We can see the tokens for each sentence as well as the ids separating the two sentences, lastly we have the attention masks.

In [13]:
inputs.input_ids

tensor([[  101,  8116,  4121,  8377,  1999,  2115,  3698,  4083, 13117,  2015,
          2302,  5938,  2847,  2986,  1011, 17372, 11709,   999,   102,  2023,
          2338,  1005,  1055,  6742,  2553,  1011,  2913,  7487,  3444,  3330,
          5461,  2008, 12200,  2115,  2951, 23277,  5654,  2989,   102]])

In [14]:
inputs.token_type_ids

tensor([[0, 0, 0, 0, 0, 0, 0, 0, 0, 0, 0, 0, 0, 0, 0, 0, 0, 0, 0, 1, 1, 1, 1, 1,
         1, 1, 1, 1, 1, 1, 1, 1, 1, 1, 1, 1, 1, 1, 1]])

In [15]:
inputs.attention_mask

tensor([[1, 1, 1, 1, 1, 1, 1, 1, 1, 1, 1, 1, 1, 1, 1, 1, 1, 1, 1, 1, 1, 1, 1, 1,
         1, 1, 1, 1, 1, 1, 1, 1, 1, 1, 1, 1, 1, 1, 1]])

In [16]:
# Passing the tokens to our nsp model

outputs = bert_nsp(**inputs)

outputs

NextSentencePredictorOutput(loss=None, logits=tensor([[ 6.1182, -5.7342]], grad_fn=<AddmmBackward0>), hidden_states=None, attentions=None)

Here we can see the logits which show which class (0 for True and 1 for False) seems to be predicting 0 with a much higher rate

In [17]:
# Calculating the loss by passing through a label

outputs = bert_nsp(**inputs, labels= torch.LongTensor([0]))

outputs

NextSentencePredictorOutput(loss=tensor(7.1525e-06, grad_fn=<NllLossBackward0>), logits=tensor([[ 6.1182, -5.7342]], grad_fn=<AddmmBackward0>), hidden_states=None, attentions=None)

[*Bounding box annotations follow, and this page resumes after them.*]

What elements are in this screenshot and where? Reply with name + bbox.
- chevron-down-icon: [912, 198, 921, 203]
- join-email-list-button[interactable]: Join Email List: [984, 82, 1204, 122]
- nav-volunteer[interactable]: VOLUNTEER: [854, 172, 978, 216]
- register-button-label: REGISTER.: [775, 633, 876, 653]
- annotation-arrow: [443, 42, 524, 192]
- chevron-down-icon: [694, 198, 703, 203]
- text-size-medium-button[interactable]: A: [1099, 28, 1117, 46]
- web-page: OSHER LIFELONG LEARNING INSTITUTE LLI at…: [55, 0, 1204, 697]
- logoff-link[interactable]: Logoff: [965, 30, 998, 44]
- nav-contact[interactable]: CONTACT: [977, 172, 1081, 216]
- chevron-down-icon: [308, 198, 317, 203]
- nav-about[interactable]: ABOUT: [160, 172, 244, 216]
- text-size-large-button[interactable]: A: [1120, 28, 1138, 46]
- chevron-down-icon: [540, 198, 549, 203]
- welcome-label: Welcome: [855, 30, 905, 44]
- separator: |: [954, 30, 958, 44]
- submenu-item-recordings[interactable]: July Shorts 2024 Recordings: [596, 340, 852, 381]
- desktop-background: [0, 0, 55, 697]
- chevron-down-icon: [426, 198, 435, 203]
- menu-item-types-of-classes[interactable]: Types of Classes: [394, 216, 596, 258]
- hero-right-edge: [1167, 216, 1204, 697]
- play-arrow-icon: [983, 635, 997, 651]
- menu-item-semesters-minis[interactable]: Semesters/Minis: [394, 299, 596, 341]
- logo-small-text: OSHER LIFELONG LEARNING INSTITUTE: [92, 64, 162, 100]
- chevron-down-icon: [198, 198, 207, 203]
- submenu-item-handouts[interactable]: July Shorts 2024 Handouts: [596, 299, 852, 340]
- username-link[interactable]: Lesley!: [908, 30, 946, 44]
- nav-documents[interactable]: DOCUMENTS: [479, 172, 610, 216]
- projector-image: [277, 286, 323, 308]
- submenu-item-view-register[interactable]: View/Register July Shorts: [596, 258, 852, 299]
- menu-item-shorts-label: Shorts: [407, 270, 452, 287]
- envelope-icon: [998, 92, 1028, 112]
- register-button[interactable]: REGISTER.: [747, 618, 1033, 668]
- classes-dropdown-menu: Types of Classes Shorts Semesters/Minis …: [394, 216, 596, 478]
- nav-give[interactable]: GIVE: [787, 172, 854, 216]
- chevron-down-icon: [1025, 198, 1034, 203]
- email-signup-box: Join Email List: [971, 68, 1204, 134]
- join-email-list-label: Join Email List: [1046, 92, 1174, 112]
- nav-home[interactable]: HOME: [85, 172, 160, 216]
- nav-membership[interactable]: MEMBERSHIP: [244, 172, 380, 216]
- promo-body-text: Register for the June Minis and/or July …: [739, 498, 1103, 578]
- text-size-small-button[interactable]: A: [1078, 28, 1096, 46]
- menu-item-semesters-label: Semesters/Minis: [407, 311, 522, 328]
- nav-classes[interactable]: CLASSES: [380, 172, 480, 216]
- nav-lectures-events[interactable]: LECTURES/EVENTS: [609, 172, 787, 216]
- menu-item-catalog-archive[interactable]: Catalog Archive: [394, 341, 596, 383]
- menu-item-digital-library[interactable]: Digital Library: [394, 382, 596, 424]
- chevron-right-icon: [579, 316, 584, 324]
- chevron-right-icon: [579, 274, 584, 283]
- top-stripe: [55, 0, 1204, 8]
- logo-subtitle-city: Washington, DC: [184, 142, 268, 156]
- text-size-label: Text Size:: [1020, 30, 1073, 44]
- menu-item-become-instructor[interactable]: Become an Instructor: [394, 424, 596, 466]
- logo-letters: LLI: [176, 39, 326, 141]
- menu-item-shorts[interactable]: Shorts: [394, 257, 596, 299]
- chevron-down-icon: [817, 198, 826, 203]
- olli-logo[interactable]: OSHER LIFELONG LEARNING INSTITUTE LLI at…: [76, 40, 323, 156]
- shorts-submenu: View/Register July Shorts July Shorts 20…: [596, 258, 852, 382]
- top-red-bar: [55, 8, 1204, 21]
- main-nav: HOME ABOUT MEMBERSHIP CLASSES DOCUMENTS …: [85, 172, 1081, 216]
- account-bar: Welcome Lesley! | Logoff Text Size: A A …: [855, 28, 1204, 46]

We get a really small loss number meaning the model is very confident that indeed the two sentences come one after the other.

In [19]:
# Calculating the loss function passing through a 1 label

outputs = bert_nsp(**inputs, labels= torch.LongTensor([1]))

outputs

NextSentencePredictorOutput(loss=tensor(11.8524, grad_fn=<NllLossBackward0>), logits=tensor([[ 6.1182, -5.7342]], grad_fn=<AddmmBackward0>), hidden_states=None, attentions=None)

And as we expected we get a high loss value.

**Conclusion**

This task allows BERT to understand how sentences work together on a larger corpora.